To support their argument plaintiffs rely on In re Asbestos Products Liability Litigation (No. VI), 256 F.R.D. 151 (E.D. Pa. 2009). The case is easily distinguishable because it addressed what records a doctor who examined patients to determine if they had an asbestos related disease had to produce. Unlike this case, In re Asbestos did not address Rule 26(a)(2)(B) and whether testifying experts had to produce medical records the expert considered and relied upon in reaching their expert opinions. Plaintiffs' reliance on Horizon Blue Cross Blue Shield of New Jersey v. Transitions Recovery Program, C.A. No. 10-3197 (RBK/KMW), 2015 WL 8345537 (D.N.J. Dec. 8, 2015), is also misplaced. That case addressed whether experts should be excluded under Daubert. The case did not address whether medical records an expert considered in reaching his opinions had to be produced in discovery.
Conclusion and Order
For the reasons discussed above, it is hereby ORDERED this 13th day of March, 2017, that defendants' March 3, 2017 application is GRANTED in part and DENIED in part. By March 31, 2017, Drs. Lebwohl and Lagana shall produce or make available for inspection by defendants the medical records they "considered" in reaching their expert opinions. These are the records identified in the experts' reports and/or depositions. The records may be redacted to remove all personal identifying information; and it is further
ORDERED that if Drs. Lebwohl and Lagana allege they are not in possession, custody or control of the requested records, they shall produce by March 31, 2017, affidavits supporting their claim.

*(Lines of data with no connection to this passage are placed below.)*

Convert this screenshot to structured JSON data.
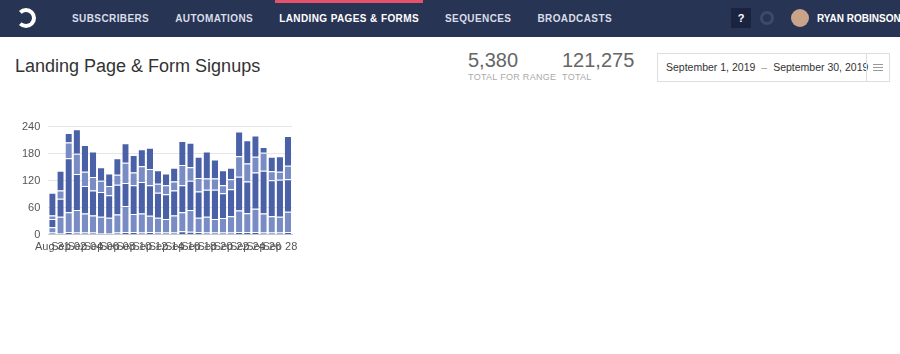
{
  "nav": {
    "items": [
      "SUBSCRIBERS",
      "AUTOMATIONS",
      "LANDING PAGES & FORMS",
      "SEQUENCES",
      "BROADCASTS"
    ],
    "active": "LANDING PAGES & FORMS",
    "help": "?",
    "user": "RYAN ROBINSON"
  },
  "header": {
    "title": "Landing Page & Form Signups",
    "stats": [
      {
        "value": "5,380",
        "label": "TOTAL FOR RANGE"
      },
      {
        "value": "121,275",
        "label": "TOTAL"
      }
    ],
    "date_range": {
      "start": "September 1, 2019",
      "separator": "–",
      "end": "September 30, 2019"
    }
  },
  "chart_data": {
    "type": "bar",
    "stacked": true,
    "grid": true,
    "categories": [
      "Aug 31",
      null,
      "Sep 02",
      null,
      "Sep 04",
      null,
      "Sep 06",
      null,
      "Sep 08",
      null,
      "Sep 10",
      null,
      "Sep 12",
      null,
      "Sep 14",
      null,
      "Sep 16",
      null,
      "Sep 18",
      null,
      "Sep 20",
      null,
      "Sep 22",
      null,
      "Sep 24",
      null,
      "Sep 26",
      null,
      "Sep 28",
      null
    ],
    "ylim": [
      0,
      240
    ],
    "yticks": [
      0,
      60,
      120,
      180,
      240
    ],
    "series": [
      {
        "color": "#4a61a8",
        "values": [
          5,
          4,
          6,
          5,
          5,
          5,
          4,
          4,
          5,
          6,
          6,
          5,
          6,
          5,
          5,
          5,
          8,
          7,
          6,
          5,
          5,
          5,
          5,
          6,
          6,
          6,
          5,
          5,
          5,
          6
        ]
      },
      {
        "color": "#7a8cc4",
        "values": [
          12,
          36,
          44,
          50,
          42,
          38,
          36,
          34,
          40,
          58,
          40,
          42,
          36,
          33,
          30,
          38,
          42,
          48,
          32,
          35,
          30,
          32,
          36,
          48,
          42,
          52,
          42,
          36,
          35,
          45
        ]
      },
      {
        "color": "#4a61a8",
        "values": [
          18,
          40,
          120,
          80,
          61,
          55,
          55,
          50,
          66,
          51,
          64,
          70,
          68,
          55,
          55,
          55,
          60,
          65,
          58,
          60,
          65,
          55,
          60,
          75,
          70,
          80,
          95,
          80,
          82,
          72
        ]
      },
      {
        "color": "#7a8cc4",
        "values": [
          8,
          18,
          35,
          45,
          32,
          30,
          25,
          20,
          22,
          45,
          28,
          35,
          36,
          20,
          20,
          20,
          45,
          30,
          30,
          25,
          25,
          18,
          22,
          45,
          40,
          35,
          40,
          20,
          18,
          30
        ]
      },
      {
        "color": "#4a61a8",
        "values": [
          50,
          44,
          21,
          54,
          59,
          57,
          30,
          28,
          37,
          43,
          39,
          38,
          47,
          30,
          26,
          31,
          53,
          54,
          47,
          60,
          42,
          33,
          26,
          55,
          52,
          47,
          13,
          32,
          34,
          66
        ]
      }
    ]
  }
}
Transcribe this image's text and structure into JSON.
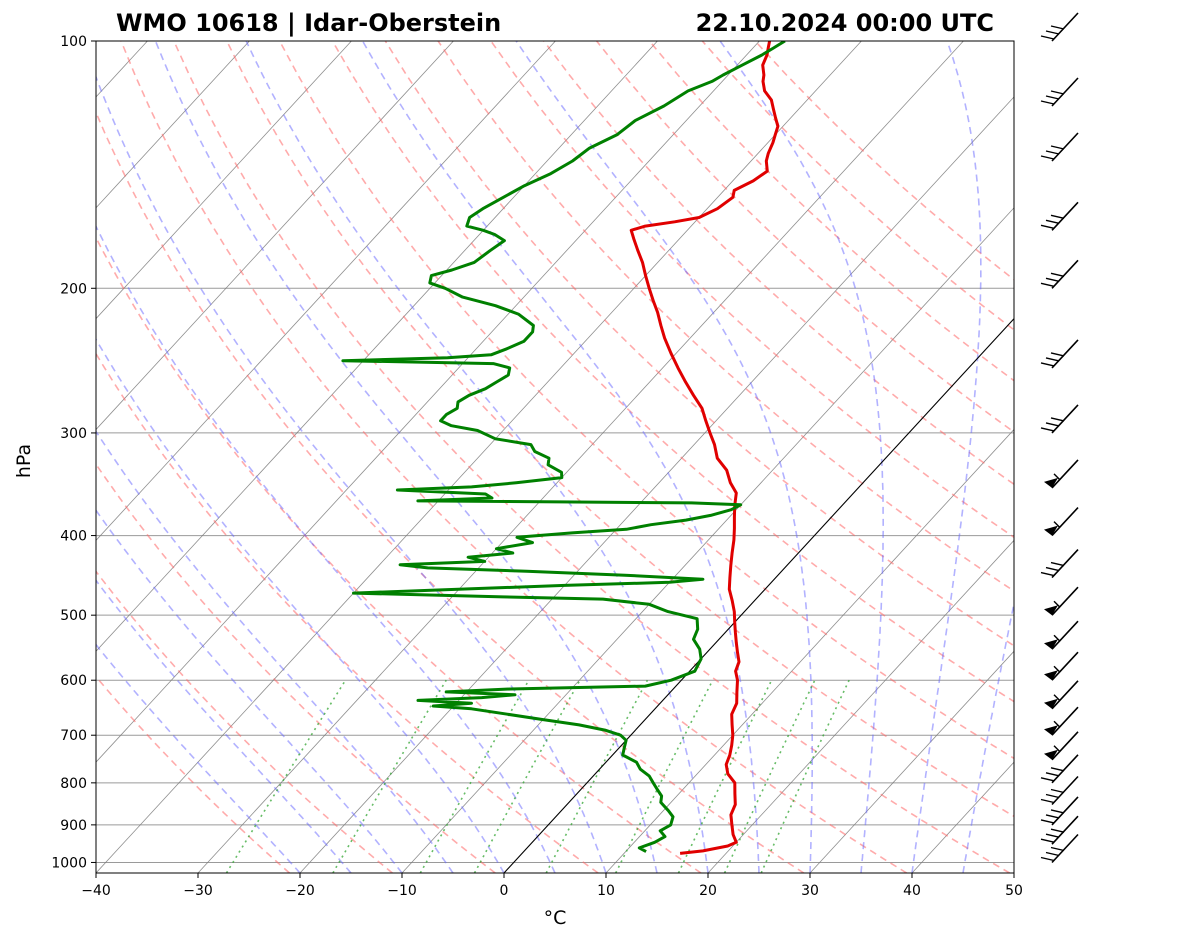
{
  "chart_data": {
    "type": "line",
    "subtype": "skew-t log-p sounding",
    "title_left": "WMO 10618 | Idar-Oberstein",
    "title_right": "22.10.2024 00:00 UTC",
    "xlabel": "°C",
    "ylabel": "hPa",
    "xlim": [
      -40,
      50
    ],
    "ylim": [
      1030,
      100
    ],
    "x_ticks": [
      -40,
      -30,
      -20,
      -10,
      0,
      10,
      20,
      30,
      40,
      50
    ],
    "x_tick_labels": [
      "−40",
      "−30",
      "−20",
      "−10",
      "0",
      "10",
      "20",
      "30",
      "40",
      "50"
    ],
    "y_ticks": [
      1000,
      900,
      800,
      700,
      600,
      500,
      400,
      300,
      200,
      100
    ],
    "y_tick_labels": [
      "1000",
      "900",
      "800",
      "700",
      "600",
      "500",
      "400",
      "300",
      "200",
      "100"
    ],
    "grid_pressures": [
      1000,
      900,
      800,
      700,
      600,
      500,
      400,
      300,
      200
    ],
    "series": [
      {
        "name": "Temperature",
        "color": "#e00000",
        "points": [
          [
            15.5,
            975
          ],
          [
            17.5,
            968
          ],
          [
            19.5,
            955
          ],
          [
            20.0,
            945
          ],
          [
            19.0,
            925
          ],
          [
            18.0,
            900
          ],
          [
            17.0,
            875
          ],
          [
            16.5,
            850
          ],
          [
            15.5,
            825
          ],
          [
            14.5,
            800
          ],
          [
            13.0,
            780
          ],
          [
            12.0,
            760
          ],
          [
            11.5,
            740
          ],
          [
            10.8,
            720
          ],
          [
            10.0,
            700
          ],
          [
            9.0,
            680
          ],
          [
            8.0,
            660
          ],
          [
            7.5,
            640
          ],
          [
            6.5,
            620
          ],
          [
            5.5,
            600
          ],
          [
            4.5,
            585
          ],
          [
            4.0,
            570
          ],
          [
            3.0,
            555
          ],
          [
            2.0,
            540
          ],
          [
            1.0,
            525
          ],
          [
            0.0,
            510
          ],
          [
            -1.0,
            495
          ],
          [
            -2.2,
            480
          ],
          [
            -3.5,
            465
          ],
          [
            -4.5,
            450
          ],
          [
            -5.5,
            435
          ],
          [
            -6.5,
            420
          ],
          [
            -7.5,
            405
          ],
          [
            -8.5,
            392
          ],
          [
            -9.5,
            380
          ],
          [
            -10.5,
            368
          ],
          [
            -11.5,
            355
          ],
          [
            -13.0,
            345
          ],
          [
            -14.5,
            333
          ],
          [
            -16.5,
            322
          ],
          [
            -18.0,
            310
          ],
          [
            -19.5,
            300
          ],
          [
            -21.0,
            290
          ],
          [
            -22.5,
            280
          ],
          [
            -24.5,
            270
          ],
          [
            -26.5,
            260
          ],
          [
            -28.5,
            250
          ],
          [
            -30.5,
            240
          ],
          [
            -32.5,
            230
          ],
          [
            -34.0,
            222
          ],
          [
            -35.5,
            214
          ],
          [
            -37.0,
            207
          ],
          [
            -38.5,
            200
          ],
          [
            -40.0,
            193
          ],
          [
            -41.5,
            186
          ],
          [
            -43.0,
            180
          ],
          [
            -44.5,
            174
          ],
          [
            -45.5,
            170
          ],
          [
            -44.5,
            168
          ],
          [
            -42.0,
            166
          ],
          [
            -40.0,
            164
          ],
          [
            -39.0,
            160
          ],
          [
            -38.5,
            155
          ],
          [
            -39.0,
            152
          ],
          [
            -38.0,
            148
          ],
          [
            -37.5,
            144
          ],
          [
            -38.5,
            140
          ],
          [
            -39.0,
            137
          ],
          [
            -39.5,
            133
          ],
          [
            -40.0,
            130
          ],
          [
            -40.5,
            127
          ],
          [
            -41.5,
            124
          ],
          [
            -42.5,
            121
          ],
          [
            -43.5,
            118
          ],
          [
            -45.0,
            115
          ],
          [
            -46.0,
            112
          ],
          [
            -46.5,
            110
          ],
          [
            -47.5,
            107
          ],
          [
            -48.0,
            104
          ],
          [
            -48.5,
            102
          ],
          [
            -49.0,
            100
          ]
        ]
      },
      {
        "name": "Dewpoint",
        "color": "#008000",
        "points": [
          [
            12.0,
            970
          ],
          [
            11.0,
            960
          ],
          [
            12.0,
            945
          ],
          [
            12.5,
            930
          ],
          [
            11.5,
            915
          ],
          [
            12.0,
            900
          ],
          [
            11.5,
            880
          ],
          [
            10.5,
            865
          ],
          [
            9.0,
            845
          ],
          [
            8.5,
            830
          ],
          [
            7.5,
            815
          ],
          [
            6.5,
            800
          ],
          [
            5.5,
            785
          ],
          [
            4.0,
            770
          ],
          [
            3.0,
            755
          ],
          [
            1.0,
            740
          ],
          [
            0.5,
            725
          ],
          [
            0.0,
            710
          ],
          [
            -1.0,
            700
          ],
          [
            -3.0,
            690
          ],
          [
            -6.0,
            680
          ],
          [
            -10.0,
            670
          ],
          [
            -14.0,
            660
          ],
          [
            -18.0,
            650
          ],
          [
            -22.0,
            645
          ],
          [
            -18.5,
            640
          ],
          [
            -24.0,
            635
          ],
          [
            -18.0,
            630
          ],
          [
            -15.0,
            625
          ],
          [
            -22.0,
            620
          ],
          [
            -16.0,
            615
          ],
          [
            -3.0,
            610
          ],
          [
            -1.0,
            600
          ],
          [
            0.5,
            585
          ],
          [
            0.0,
            565
          ],
          [
            -1.0,
            550
          ],
          [
            -2.5,
            535
          ],
          [
            -3.0,
            520
          ],
          [
            -4.0,
            505
          ],
          [
            -7.5,
            495
          ],
          [
            -10.0,
            485
          ],
          [
            -15.0,
            478
          ],
          [
            -25.0,
            475
          ],
          [
            -40.0,
            470
          ],
          [
            -32.0,
            466
          ],
          [
            -20.0,
            460
          ],
          [
            -10.0,
            456
          ],
          [
            -7.0,
            452
          ],
          [
            -15.0,
            447
          ],
          [
            -25.0,
            442
          ],
          [
            -35.0,
            438
          ],
          [
            -38.0,
            434
          ],
          [
            -30.0,
            430
          ],
          [
            -32.0,
            425
          ],
          [
            -28.0,
            420
          ],
          [
            -30.0,
            415
          ],
          [
            -27.0,
            408
          ],
          [
            -29.0,
            402
          ],
          [
            -24.0,
            397
          ],
          [
            -19.0,
            393
          ],
          [
            -17.0,
            388
          ],
          [
            -14.0,
            383
          ],
          [
            -12.0,
            378
          ],
          [
            -10.5,
            372
          ],
          [
            -10.0,
            367
          ],
          [
            -15.0,
            365
          ],
          [
            -28.0,
            364
          ],
          [
            -42.0,
            363
          ],
          [
            -35.0,
            360
          ],
          [
            -36.0,
            356
          ],
          [
            -45.0,
            352
          ],
          [
            -38.0,
            349
          ],
          [
            -34.0,
            345
          ],
          [
            -30.0,
            340
          ],
          [
            -30.5,
            335
          ],
          [
            -32.5,
            328
          ],
          [
            -33.0,
            322
          ],
          [
            -35.0,
            316
          ],
          [
            -36.0,
            310
          ],
          [
            -40.0,
            305
          ],
          [
            -42.5,
            298
          ],
          [
            -45.5,
            294
          ],
          [
            -47.0,
            290
          ],
          [
            -47.0,
            285
          ],
          [
            -46.5,
            280
          ],
          [
            -47.0,
            275
          ],
          [
            -46.5,
            270
          ],
          [
            -45.5,
            265
          ],
          [
            -45.0,
            260
          ],
          [
            -44.5,
            255
          ],
          [
            -45.0,
            250
          ],
          [
            -47.0,
            247
          ],
          [
            -62.0,
            245
          ],
          [
            -52.0,
            243
          ],
          [
            -48.0,
            241
          ],
          [
            -47.0,
            237
          ],
          [
            -46.0,
            232
          ],
          [
            -46.0,
            226
          ],
          [
            -46.5,
            222
          ],
          [
            -49.0,
            215
          ],
          [
            -52.0,
            210
          ],
          [
            -56.0,
            205
          ],
          [
            -58.5,
            200
          ],
          [
            -60.5,
            197
          ],
          [
            -61.0,
            193
          ],
          [
            -59.5,
            190
          ],
          [
            -58.0,
            186
          ],
          [
            -57.5,
            180
          ],
          [
            -57.0,
            175
          ],
          [
            -58.5,
            172
          ],
          [
            -60.0,
            170
          ],
          [
            -62.0,
            168
          ],
          [
            -62.5,
            164
          ],
          [
            -62.0,
            160
          ],
          [
            -61.0,
            155
          ],
          [
            -60.0,
            150
          ],
          [
            -58.5,
            145
          ],
          [
            -57.5,
            140
          ],
          [
            -57.0,
            135
          ],
          [
            -55.5,
            130
          ],
          [
            -55.0,
            125
          ],
          [
            -53.5,
            120
          ],
          [
            -52.5,
            115
          ],
          [
            -51.0,
            112
          ],
          [
            -50.5,
            110
          ],
          [
            -49.5,
            107
          ],
          [
            -48.5,
            104
          ],
          [
            -48.0,
            102
          ],
          [
            -47.5,
            100
          ]
        ]
      }
    ],
    "reference_lines": {
      "dry_adiabats_theta_K": [
        250,
        260,
        270,
        280,
        290,
        300,
        310,
        320,
        330,
        340,
        350,
        360,
        370,
        380,
        390,
        400,
        410,
        420,
        430
      ],
      "moist_adiabats_start_C": [
        -20,
        -15,
        -10,
        -5,
        0,
        5,
        10,
        15,
        20,
        25,
        30,
        35,
        40,
        45
      ],
      "mixing_ratio_g_per_kg": [
        0.4,
        1,
        2,
        3,
        5,
        8,
        12,
        16,
        20
      ],
      "zero_isotherm_C": 0,
      "isotherm_spacing_C": 10
    },
    "wind_barbs_pressure_hPa": [
      1000,
      950,
      900,
      850,
      800,
      750,
      700,
      650,
      600,
      550,
      500,
      450,
      400,
      350,
      300,
      250,
      200,
      170,
      140,
      120,
      100
    ]
  },
  "colors": {
    "temperature": "#e00000",
    "dewpoint": "#008000",
    "dry_adiabat": "#ff6666",
    "moist_adiabat": "#6666ff",
    "mixing_ratio": "#33a633",
    "isotherm": "#000000",
    "grid": "#9a9a9a"
  }
}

The affidavits shall identify the present location and custodian of the requested records and shall include sufficient identifying information for a party to subpoena the records; and it is further
ORDERED defendants' request to bar or limit the testimony of Drs. Lebwohl and Lagana is DENIED without prejudice to defendants' right to re-file their application if the requested records are not produced or made available for inspection. Defendants' application may not be filed without leave of Court.